What I blame on Stalinism is not the path of development that 
Stalinism chose (could it choose otherwise? Hmmmm).  But what cannot 
be forgiven is the fact that the novel by Platonov was not published 
in the fSU when it was written.  Had this novel (and probably many 
other art forms) been published there, had the actual and serious 
problems of the revolution been debated by the rank and file, had the 
garrison organized itself on the active consciousness of the masses 
(this is probably the great difference with Cuba), then the 
consciousness of the laborers at the Pit would have been greater than 
it was, and same would have happened with that of the laborers 
outside the frontiers of the fSU.  And the leadership would have 
learnt from those below.  When, on his "Will", Lenin warned against 
the "administrative tendencies"  of Trotsky, he was thinking, 
perhaps, in this possibility: that Trotsky would not listen to the 
sounds from below.

But what he would not conceive was that any Bolshevik would put a gag 
on those sounds.  When he realized that Stalin _would_ (and this was 
the lesson from Transcaucasia, 1923), then he sided with Trotsky.  
The greatest danger was the bureaucratic gag.  Lenin _never_ forgot 
that the Western working class _had_ an eye on the fSU.  Neither did 
Trotsky.  It took people that size to lead the efforts: people who 
would be able to give form to the aspirations of the peoples of the 
fSU without losing sight of the aspirations of the workers in the 
West.  

That is, people who could grasp the "world-historical goals" in their 
full concreteness, which in those times was still embodied in the 
proletarians of the central countries of the Empire.  The possibility 
that these proletarians would ultimately fail to their historic 
mission was still an open issue (I think that, for a whole historical 
period, this failure cannot be questioned _now_, but it could,. it 
certainly could, 80 years ago).  In a sense, the bureaucratic layer 
that expelled Trotsky and so many others made their mind too easily 
on this issue, thus helping to shape the final result.
 
Thus, the responsibilities of the Soviet bureaucrats must not be 
placed on the so to say "administrative measures" they took to solve 
the immediate problems they had at hand.  This is, in fact, what one 
_expects_ from a bureaucrat.  The responsibilities lie, IMHO, in 
their limited ability to grasp the deep human movement of things.

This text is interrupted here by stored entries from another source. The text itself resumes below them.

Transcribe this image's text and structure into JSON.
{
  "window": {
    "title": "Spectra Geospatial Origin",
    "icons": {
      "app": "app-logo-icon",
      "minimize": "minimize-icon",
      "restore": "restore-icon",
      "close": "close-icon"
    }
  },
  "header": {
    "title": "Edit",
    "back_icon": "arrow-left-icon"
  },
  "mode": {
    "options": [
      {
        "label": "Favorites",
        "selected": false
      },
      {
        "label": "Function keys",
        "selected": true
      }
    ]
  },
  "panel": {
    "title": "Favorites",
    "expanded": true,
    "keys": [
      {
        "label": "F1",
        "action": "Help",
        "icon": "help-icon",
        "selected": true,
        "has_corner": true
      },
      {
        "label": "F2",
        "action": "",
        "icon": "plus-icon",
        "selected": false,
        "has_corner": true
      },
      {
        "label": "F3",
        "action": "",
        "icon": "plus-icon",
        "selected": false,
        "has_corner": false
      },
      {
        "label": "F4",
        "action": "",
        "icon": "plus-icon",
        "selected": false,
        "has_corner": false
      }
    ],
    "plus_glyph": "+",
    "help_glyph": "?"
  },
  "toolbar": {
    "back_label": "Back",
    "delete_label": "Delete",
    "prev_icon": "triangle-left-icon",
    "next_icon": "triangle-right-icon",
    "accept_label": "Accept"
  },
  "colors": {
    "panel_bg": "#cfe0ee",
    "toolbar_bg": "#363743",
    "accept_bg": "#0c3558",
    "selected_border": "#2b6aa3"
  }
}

This is what made Lenin, or Trotsky, greater than those who took 
their place after 1923-25.  Organizative solutions to political 
problems were, probably, the curse of the October revolution.  If we 
are to talk about "guilt", let us say that the guilt for the failure 
of the Western working class to understand their role in the 
attainment of the "global-historical goals" must be placed, in the 
first place, at this working class's doorstep (I would perhaps make a 
distinction with the German working class), but in the second place 
in the absolute lack of interest of the Soviet bureaucrats towards 
the philosophical, human and political (that is, in the end, the 
dynamical and revolutionary) side of politics.

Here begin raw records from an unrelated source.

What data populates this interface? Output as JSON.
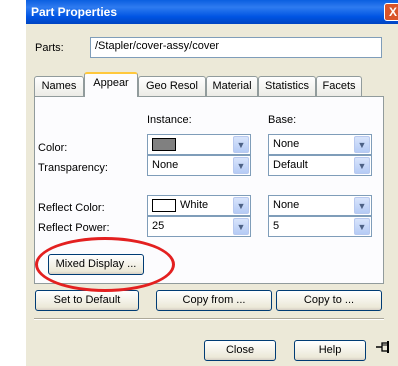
{
  "window": {
    "title": "Part Properties",
    "close_glyph": "X"
  },
  "parts": {
    "label": "Parts:",
    "value": "/Stapler/cover-assy/cover"
  },
  "tabs": [
    {
      "label": "Names",
      "active": false
    },
    {
      "label": "Appear",
      "active": true
    },
    {
      "label": "Geo Resol",
      "active": false
    },
    {
      "label": "Material",
      "active": false
    },
    {
      "label": "Statistics",
      "active": false
    },
    {
      "label": "Facets",
      "active": false
    }
  ],
  "columns": {
    "instance": "Instance:",
    "base": "Base:"
  },
  "rows": {
    "color": {
      "label": "Color:",
      "instance": "",
      "instance_color": "#808080",
      "base": "None"
    },
    "transparency": {
      "label": "Transparency:",
      "instance": "None",
      "base": "Default"
    },
    "reflect_color": {
      "label": "Reflect Color:",
      "instance": "White",
      "instance_color": "#ffffff",
      "base": "None"
    },
    "reflect_power": {
      "label": "Reflect Power:",
      "instance": "25",
      "base": "5"
    }
  },
  "buttons": {
    "mixed_display": "Mixed Display ...",
    "set_default": "Set to Default",
    "copy_from": "Copy from ...",
    "copy_to": "Copy to ...",
    "close": "Close",
    "help": "Help"
  },
  "icons": {
    "dropdown": "chevron-down-icon",
    "pin": "pin-icon"
  },
  "colors": {
    "title_bar": "#0054e3",
    "annotation": "#e32020",
    "tab_highlight": "#ffc83c"
  }
}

Take the Spanish War example.  It may be argued whether Stalin was 
right or wrong in his idea that an agreement with the Spanish 
bourgeoisie was necessary or not.  This kind of argument is, and for 
good reasons, banned on Marxmail.  But allow me to advance a 
different issue:  what cannot be argued is that the bureaucratic 
imposition (shooting of militant fighters on one's own camp included) 
of the line that came to Spain together with Soviet weaponry would 
only demoralize the Republican ranks.  Which happened.



Néstor Miguel Gorojovsky
nestorgoro at fibertel.com.ar

_ _ _ _ _ _ _ _ _ _ _ _ _ _ _ _ _ _ _ _ _ _ _ _ _ _ _ _ _ 
"Sí, una sola debe ser la patria de los sudamericanos".